Complete myth. Contrary to the prevailing bullsh!t, no one has been more concerned about the potential and impact of a housing bubble than the actual bankers (bankers, not brokers) themselves.

The problem was that all the excess liquidity in the markets was forcing lenders to lend. It was either lend or go out of business. Remember, "when banks compete, you win." Why do you think the banks were competing so much?
 

jamesave

Golden Member
Aug 27, 2000
1,610
0
76
Originally posted by: Fritzo
It may be a blessing- all those 80/20 loans and other entry level loans are what caused the forclosure epidemic. I read in the paper yesterday that there was a 96% rise in forclosures in my part of the state. That's pretty scary.

That really depends of the actual number of foreclosures and the actual market. If there is only 100 previously, then it just become 196 this year. Now, you have to compare it with the number of total loans (was it 1000, 10000 or 100000?) that could set the alarm.

Nonetheless, yes 96% increase is something that someone has to take notice (but may not necessarily at an alarmed state).
 

Vic

Elite Member
Jun 12, 2001
50,422
14,337
136
Originally posted by: Demon-Xanth
Originally posted by: Vic
No, your logic is sound, except that it represents the mindset of the easy credit era, which is ending if all this pans out the way that it looks to be. That's the thing that I think most people aren't looking at here. Easy credit made it possible for you to so easily refinance.

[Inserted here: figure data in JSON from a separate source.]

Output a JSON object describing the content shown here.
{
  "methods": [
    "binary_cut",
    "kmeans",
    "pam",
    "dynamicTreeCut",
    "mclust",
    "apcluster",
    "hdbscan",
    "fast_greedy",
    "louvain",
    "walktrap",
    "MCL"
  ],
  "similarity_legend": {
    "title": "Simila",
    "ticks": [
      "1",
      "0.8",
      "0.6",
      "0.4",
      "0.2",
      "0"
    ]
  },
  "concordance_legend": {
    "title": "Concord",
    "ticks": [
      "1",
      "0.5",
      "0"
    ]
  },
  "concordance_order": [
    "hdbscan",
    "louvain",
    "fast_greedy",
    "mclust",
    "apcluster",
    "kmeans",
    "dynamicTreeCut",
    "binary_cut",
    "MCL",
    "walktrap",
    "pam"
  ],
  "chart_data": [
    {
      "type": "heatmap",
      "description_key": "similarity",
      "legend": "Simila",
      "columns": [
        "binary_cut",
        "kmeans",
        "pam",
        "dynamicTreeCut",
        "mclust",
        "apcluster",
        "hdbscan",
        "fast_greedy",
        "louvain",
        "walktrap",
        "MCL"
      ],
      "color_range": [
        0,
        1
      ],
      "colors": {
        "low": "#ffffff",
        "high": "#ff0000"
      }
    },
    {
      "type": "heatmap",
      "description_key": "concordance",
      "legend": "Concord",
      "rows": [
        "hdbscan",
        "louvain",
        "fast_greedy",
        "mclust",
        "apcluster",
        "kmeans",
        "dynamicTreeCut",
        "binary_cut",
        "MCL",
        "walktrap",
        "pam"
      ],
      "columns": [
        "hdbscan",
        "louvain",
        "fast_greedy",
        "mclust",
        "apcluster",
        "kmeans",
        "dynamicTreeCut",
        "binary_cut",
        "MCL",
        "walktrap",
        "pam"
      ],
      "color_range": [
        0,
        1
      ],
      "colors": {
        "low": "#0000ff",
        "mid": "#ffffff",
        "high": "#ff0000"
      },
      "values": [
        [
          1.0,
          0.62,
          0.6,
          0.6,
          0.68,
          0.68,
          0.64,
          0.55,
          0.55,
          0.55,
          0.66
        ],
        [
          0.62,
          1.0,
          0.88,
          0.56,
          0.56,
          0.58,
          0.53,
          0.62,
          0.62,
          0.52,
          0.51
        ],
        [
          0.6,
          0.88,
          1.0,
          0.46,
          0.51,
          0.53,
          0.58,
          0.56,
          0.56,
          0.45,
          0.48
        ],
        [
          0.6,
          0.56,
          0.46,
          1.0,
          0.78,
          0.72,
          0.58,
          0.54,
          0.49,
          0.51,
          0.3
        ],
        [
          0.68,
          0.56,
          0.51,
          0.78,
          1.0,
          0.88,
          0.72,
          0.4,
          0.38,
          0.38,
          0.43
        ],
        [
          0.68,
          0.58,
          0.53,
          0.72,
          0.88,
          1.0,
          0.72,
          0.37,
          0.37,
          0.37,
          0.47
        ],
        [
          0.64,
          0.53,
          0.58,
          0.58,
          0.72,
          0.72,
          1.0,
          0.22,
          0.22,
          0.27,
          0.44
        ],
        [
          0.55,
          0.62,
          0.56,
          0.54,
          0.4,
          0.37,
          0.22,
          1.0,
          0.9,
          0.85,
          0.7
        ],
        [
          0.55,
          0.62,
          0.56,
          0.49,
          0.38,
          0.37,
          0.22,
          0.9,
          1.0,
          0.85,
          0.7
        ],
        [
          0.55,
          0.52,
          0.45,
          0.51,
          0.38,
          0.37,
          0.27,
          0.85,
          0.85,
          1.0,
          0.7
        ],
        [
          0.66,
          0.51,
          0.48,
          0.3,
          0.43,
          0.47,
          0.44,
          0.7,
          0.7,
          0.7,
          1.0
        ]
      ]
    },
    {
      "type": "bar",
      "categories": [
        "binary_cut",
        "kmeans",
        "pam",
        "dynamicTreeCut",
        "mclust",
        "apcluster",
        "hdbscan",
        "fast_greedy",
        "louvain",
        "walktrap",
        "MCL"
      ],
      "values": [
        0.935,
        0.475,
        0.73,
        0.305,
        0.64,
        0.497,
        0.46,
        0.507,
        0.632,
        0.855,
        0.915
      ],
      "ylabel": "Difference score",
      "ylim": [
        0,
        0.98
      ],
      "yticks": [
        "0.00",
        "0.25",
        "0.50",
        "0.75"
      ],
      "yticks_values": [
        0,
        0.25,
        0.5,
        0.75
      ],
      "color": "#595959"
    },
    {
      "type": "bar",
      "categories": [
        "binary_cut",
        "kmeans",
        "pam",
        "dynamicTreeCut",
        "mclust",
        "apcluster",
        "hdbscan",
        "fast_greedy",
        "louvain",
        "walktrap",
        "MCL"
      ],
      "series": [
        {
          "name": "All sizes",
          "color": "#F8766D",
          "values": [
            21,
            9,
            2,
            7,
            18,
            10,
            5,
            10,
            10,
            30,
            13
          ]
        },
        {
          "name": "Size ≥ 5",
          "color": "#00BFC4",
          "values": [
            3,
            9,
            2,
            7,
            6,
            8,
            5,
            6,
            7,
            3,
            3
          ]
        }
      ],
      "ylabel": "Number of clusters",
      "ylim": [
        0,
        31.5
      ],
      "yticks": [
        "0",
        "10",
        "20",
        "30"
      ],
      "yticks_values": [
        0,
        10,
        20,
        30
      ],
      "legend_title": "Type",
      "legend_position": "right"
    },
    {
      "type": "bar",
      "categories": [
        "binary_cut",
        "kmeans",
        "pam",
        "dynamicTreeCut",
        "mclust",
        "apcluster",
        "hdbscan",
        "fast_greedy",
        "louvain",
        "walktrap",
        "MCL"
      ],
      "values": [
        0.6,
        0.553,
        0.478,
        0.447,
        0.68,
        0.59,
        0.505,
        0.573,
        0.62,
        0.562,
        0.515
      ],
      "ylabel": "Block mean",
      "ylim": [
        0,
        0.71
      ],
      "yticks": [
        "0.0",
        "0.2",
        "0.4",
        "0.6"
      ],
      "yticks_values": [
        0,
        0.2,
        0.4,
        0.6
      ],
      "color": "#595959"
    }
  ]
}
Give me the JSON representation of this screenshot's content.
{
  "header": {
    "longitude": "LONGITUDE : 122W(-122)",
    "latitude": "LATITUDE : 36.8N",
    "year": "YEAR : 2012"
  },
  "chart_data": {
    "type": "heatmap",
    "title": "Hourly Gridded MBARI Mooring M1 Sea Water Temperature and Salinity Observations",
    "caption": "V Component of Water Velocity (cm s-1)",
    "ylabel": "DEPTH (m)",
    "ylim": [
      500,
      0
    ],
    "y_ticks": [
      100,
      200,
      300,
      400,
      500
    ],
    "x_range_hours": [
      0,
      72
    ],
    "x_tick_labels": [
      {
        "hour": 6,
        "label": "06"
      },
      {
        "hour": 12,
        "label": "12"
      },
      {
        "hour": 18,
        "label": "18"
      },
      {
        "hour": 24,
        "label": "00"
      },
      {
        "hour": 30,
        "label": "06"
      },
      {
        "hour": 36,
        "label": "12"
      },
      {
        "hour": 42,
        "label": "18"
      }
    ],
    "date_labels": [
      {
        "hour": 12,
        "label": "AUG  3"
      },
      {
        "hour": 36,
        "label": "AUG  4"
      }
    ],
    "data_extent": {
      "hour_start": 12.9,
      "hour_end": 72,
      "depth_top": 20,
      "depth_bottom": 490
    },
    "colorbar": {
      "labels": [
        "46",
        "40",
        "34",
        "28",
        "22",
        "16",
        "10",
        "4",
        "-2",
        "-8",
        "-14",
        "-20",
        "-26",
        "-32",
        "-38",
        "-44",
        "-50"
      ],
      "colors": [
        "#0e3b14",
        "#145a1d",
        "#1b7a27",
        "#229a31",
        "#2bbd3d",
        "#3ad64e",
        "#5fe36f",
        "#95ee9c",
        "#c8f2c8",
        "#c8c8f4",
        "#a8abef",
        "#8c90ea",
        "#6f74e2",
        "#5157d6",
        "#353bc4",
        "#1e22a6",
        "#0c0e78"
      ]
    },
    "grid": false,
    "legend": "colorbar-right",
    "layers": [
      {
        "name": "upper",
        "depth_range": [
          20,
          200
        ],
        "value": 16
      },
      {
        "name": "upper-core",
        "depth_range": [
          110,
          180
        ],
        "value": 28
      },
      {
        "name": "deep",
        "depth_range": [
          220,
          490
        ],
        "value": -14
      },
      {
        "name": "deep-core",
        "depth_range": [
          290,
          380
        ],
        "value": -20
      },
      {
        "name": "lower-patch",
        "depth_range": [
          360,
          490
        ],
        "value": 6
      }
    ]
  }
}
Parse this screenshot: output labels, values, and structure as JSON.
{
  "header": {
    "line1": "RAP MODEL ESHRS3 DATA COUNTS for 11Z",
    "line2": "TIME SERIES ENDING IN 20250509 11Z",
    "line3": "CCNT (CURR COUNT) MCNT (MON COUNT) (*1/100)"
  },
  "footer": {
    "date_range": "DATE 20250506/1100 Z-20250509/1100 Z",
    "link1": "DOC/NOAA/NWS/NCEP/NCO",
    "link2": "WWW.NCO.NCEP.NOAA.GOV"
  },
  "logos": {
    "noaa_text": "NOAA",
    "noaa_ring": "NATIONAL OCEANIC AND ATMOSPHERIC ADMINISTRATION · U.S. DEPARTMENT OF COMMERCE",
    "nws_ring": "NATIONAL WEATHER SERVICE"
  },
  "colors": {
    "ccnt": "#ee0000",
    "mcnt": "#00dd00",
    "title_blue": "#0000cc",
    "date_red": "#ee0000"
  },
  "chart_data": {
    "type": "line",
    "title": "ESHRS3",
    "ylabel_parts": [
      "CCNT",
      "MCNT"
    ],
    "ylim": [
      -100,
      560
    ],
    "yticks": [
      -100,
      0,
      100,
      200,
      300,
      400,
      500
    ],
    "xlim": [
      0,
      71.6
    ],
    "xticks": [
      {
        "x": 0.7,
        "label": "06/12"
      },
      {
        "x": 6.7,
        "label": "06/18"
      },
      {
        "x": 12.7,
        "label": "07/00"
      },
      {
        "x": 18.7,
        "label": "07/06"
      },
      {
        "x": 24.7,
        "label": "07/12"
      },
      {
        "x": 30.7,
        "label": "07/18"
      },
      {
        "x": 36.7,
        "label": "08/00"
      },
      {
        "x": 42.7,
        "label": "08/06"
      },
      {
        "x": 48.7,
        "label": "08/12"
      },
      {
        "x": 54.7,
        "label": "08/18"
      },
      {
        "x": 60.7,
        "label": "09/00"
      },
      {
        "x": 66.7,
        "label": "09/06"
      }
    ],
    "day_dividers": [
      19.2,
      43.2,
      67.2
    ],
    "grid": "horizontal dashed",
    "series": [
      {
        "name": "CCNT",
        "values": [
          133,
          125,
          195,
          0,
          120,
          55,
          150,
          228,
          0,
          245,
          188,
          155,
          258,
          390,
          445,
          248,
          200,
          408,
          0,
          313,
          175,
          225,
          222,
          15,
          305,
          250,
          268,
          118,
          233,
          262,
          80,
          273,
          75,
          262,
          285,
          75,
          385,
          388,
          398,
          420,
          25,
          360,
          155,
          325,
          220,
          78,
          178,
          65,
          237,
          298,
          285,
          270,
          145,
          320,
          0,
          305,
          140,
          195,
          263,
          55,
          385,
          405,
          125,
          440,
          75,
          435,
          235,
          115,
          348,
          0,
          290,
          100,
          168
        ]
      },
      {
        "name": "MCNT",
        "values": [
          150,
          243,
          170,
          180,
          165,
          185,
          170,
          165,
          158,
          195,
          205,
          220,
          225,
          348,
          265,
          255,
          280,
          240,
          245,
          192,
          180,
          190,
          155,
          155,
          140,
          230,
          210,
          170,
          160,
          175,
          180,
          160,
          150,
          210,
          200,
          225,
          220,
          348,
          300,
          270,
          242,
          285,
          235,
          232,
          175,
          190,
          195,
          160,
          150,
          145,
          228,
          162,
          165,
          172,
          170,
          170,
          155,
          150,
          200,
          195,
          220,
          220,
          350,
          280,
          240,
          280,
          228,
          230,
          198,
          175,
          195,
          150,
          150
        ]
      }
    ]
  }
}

But the "When banks compete, you win" was the first causality here. And that whole mentality was a relatively recent phenomenon in the world of lending anyway. Now we're going back to the days of begging borrowers, and guidelines so strict that the only people getting loans are those who don't actually need them.

In my case, I have excellent credit and a notable chunk of cash to put down. But the market in my area literally got to the point where I couldn't afford a house if it had a 0% loan. The cheapest house on the market was a $190k townhouse like thing. That was just two years ago. Currently, those same townhouse like things are going as low as $100k. The former, a 20k chunk of change would be 10% down, the latter, 20%. At which point does a low rate 170k mortgage have payments equal to a high rate 80k mortgage?

And where my logic comes in:
If you pay an extra $1k payment on the 80k mortgage, it'll lower the payments by much more than an extra $1k on the 170k mortgage.

I understand all that, but you're missing the point because you're still in the easy credit mindset. I'm not sure how I can get this across to you.
First, large down payments are for the benefit of the bank, NOT the borrower. It means the borrower takes his own liquid funds and invests them into an illiquid asset.
Second, outside the easy credit world, that borrower would no longer have access to those funds without selling the home (and incurring all the additional costs, taxes, etc of doing so). For example, not 10 years ago, I worked for a large lender whose policy (at the time) was to categorically deny any and all refinance applications above 80% LTV. Cash-out refi's at 75% LTV. And this was common practice at the time. So sure, you might have 20-25% equity in your house, but you couldn't touch it. And the interest rate on your current mortgage might be double-digits, but you couldn't refi it lower either.